Festiglace de Joliette
par Marie-Philip Lambert
C’est vendredi soir dernier, le 4 février, que le coup d’envoi pour le Festiglace de Joliette a été lancé avec les traditionnels feux d’artifice.
L’événement a eu lieu, comme à chaque année sur la rivière L’Assomption, qui, par les froides journées d’hiver, se transforme en couloir glacé de 9 km de long, faisant d’elle la plus grande patinoire aménagée sur rivière au Québec. La température fut idéale cette année pour le confort et la sécurité des patineurs. Les hivers trop doux ont causé plusieurs déceptions il y a quelques années. C’est donc avec grand plaisir que presque toute la ville de Joliette et visiteurs de l’extérieur se sont réunis afin de profiter de la panoplie d’activités gratuites offerte en cette 29e édition. Les festivités prendront fin le 13 février prochain.
Un film sur Vik Muniz au Cinéma Parallèle
par Nina Godbout
Vik Muniz: Réflexe est le nom d’une exposition qui, comme le nom l’indique, présentait les œuvres de l’artiste brésilien Vik Muniz. Elle avait lieu au début de l’année 2008 au Musée d’Art Contemporain de Montréal et elle fût très populaire autant auprès des jeunes que des plus vieux.

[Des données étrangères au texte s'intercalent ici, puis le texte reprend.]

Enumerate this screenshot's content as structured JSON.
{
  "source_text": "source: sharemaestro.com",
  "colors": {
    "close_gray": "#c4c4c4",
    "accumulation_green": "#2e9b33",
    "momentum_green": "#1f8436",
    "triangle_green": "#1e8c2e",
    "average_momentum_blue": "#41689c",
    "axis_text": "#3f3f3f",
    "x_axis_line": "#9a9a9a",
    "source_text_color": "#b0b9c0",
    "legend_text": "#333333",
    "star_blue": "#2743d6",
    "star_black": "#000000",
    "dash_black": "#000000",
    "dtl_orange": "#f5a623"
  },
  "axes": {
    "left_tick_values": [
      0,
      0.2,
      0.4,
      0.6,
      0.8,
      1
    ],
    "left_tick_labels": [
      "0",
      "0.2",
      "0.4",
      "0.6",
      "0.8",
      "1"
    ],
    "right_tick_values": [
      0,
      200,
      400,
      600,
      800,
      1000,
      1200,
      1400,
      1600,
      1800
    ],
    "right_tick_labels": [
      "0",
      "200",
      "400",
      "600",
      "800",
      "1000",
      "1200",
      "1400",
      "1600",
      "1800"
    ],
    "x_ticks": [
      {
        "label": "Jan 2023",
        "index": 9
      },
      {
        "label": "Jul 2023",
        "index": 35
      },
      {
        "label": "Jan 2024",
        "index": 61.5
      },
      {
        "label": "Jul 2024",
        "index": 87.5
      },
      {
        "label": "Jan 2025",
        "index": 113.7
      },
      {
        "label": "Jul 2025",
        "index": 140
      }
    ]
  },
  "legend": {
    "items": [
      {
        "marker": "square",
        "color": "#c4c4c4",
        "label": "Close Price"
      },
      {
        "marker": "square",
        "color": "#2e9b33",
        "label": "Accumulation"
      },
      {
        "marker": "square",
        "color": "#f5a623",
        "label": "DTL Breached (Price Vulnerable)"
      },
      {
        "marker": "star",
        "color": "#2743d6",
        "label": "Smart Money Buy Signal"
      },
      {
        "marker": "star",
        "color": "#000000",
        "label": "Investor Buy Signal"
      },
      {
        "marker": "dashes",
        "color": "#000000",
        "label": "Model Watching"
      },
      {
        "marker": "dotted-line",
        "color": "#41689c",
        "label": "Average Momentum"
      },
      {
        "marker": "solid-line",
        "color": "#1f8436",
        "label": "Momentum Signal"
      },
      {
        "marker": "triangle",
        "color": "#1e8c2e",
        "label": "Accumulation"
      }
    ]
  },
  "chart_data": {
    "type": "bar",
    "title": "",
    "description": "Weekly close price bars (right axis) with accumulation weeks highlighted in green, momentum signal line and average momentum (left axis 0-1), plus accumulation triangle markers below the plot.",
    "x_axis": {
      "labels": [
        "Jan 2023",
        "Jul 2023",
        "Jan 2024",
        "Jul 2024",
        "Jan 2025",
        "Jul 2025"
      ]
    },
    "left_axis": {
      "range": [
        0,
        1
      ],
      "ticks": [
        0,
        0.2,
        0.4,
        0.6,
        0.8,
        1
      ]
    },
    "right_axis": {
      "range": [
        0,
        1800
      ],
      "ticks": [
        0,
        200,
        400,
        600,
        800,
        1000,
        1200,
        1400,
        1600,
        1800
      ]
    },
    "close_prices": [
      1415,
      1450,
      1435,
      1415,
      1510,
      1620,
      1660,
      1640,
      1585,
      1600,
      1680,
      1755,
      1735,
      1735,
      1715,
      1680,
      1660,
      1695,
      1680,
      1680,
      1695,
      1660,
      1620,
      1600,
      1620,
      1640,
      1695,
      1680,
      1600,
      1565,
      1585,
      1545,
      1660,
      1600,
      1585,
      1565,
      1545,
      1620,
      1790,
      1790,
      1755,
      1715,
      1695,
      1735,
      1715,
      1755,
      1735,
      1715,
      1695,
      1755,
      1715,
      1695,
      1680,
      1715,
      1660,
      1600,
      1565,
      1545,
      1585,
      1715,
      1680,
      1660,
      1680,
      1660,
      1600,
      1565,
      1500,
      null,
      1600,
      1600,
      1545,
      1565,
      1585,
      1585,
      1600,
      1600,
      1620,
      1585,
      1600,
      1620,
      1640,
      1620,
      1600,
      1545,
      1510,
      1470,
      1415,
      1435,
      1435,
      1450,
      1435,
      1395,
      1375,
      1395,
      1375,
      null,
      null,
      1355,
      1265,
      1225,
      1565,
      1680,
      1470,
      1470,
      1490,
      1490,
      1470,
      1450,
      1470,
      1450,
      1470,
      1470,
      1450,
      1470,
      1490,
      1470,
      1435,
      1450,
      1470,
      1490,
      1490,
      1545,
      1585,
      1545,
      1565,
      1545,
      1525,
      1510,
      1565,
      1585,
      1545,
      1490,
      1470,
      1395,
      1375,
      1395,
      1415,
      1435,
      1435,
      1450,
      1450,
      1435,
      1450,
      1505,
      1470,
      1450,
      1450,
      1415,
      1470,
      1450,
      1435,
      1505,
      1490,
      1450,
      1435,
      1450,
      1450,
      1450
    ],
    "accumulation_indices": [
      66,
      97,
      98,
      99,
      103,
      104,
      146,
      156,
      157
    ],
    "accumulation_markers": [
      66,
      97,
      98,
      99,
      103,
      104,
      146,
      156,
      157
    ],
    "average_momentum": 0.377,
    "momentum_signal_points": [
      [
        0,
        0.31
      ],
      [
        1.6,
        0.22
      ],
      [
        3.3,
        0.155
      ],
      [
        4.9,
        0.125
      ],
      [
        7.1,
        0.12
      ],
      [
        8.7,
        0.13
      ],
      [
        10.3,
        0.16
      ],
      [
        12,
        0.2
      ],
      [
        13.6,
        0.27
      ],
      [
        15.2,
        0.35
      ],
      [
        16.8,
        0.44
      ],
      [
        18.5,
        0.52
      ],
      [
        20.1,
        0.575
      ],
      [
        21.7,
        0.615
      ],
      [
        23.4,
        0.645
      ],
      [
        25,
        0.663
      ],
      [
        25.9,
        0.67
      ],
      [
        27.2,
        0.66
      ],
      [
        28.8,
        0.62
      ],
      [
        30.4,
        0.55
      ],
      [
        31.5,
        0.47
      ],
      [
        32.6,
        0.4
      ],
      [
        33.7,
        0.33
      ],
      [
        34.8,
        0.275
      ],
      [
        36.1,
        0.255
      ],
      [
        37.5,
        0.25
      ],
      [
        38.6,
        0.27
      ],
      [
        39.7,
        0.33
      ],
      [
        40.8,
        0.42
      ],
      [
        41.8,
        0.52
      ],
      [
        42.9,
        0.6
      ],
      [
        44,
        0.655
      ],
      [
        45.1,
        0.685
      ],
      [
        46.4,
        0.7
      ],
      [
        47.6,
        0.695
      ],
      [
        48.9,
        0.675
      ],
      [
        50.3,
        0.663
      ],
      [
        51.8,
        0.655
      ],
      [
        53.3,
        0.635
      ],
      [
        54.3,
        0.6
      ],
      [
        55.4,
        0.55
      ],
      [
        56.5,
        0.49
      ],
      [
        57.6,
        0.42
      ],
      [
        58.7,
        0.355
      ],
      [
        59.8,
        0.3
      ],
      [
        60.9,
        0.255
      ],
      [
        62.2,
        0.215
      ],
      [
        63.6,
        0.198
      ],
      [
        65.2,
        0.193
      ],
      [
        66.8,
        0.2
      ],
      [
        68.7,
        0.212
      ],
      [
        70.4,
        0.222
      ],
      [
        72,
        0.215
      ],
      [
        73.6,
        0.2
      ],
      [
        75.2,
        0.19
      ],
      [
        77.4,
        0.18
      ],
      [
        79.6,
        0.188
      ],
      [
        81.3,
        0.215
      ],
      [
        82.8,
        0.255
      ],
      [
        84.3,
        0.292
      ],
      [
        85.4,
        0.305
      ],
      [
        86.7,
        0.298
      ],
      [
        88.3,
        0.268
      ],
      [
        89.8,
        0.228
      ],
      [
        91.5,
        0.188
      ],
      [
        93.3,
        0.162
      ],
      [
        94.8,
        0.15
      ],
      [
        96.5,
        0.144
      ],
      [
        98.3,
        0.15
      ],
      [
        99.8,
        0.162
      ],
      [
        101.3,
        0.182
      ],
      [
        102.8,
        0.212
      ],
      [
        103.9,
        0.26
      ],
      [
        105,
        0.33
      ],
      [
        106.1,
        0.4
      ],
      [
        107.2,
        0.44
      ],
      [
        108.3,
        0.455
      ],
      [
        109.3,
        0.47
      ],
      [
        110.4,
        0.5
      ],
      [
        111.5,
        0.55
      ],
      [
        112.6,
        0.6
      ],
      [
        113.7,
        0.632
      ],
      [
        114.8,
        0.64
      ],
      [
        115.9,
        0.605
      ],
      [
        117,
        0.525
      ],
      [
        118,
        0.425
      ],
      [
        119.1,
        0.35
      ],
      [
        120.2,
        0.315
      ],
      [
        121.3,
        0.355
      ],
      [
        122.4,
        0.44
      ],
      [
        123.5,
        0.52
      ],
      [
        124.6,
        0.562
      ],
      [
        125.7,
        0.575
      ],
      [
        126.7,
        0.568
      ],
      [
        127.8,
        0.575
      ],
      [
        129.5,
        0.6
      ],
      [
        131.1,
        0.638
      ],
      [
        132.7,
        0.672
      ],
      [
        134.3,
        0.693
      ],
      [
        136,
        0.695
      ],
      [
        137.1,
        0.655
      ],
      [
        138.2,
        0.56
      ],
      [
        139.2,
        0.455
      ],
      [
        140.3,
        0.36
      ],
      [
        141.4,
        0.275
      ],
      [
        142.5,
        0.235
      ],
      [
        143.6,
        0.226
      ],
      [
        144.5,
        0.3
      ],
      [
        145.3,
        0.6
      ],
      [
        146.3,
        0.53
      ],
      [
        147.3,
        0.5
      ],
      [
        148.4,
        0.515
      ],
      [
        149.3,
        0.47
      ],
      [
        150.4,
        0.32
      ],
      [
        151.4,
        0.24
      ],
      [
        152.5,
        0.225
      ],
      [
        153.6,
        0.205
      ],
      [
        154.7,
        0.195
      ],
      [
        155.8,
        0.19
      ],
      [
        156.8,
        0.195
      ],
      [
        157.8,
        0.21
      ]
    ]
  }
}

Tout récemment, l’œuvre de Vik Muniz était le sujet du documentaire Waste Land réalisé par Lucie Walker. Le film relate le projet de Vik Muniz en collaboration avec des trieurs du plus grand dépotoir du monde à Rio de Janeiro. En utilisant les matériaux avec lesquels ces gens travaillent tous les jours, c’est-à-dire des déchets, l’artiste a réalisé le portrait de chacun d’entre eux. Waste Land a gagné plusieurs prix tel que le Sundance 2010. Pourtant, il est présenté que dans un seul endroit à Montréal, au Cinéma Parallèle, à raison d’une seule représentation par jour.
Nos musées sont-ils d’avant-garde? Ou nos cinémas désuets?
La relève musicale à La Place des Arts
Le 4 février dernier avait lieu un spectacle, dans l’espace public de La Place des Arts, pour fêter la nouvelle salle de la place des arts.
Pour l’occasion, l’on avait regroupé sur scène une cinquantaine de bands de la relève montréalaise. Dès 17 h les jeunes ont pris d’assaut la scène, les groupes se relayaient, et ce jusqu’à minuit.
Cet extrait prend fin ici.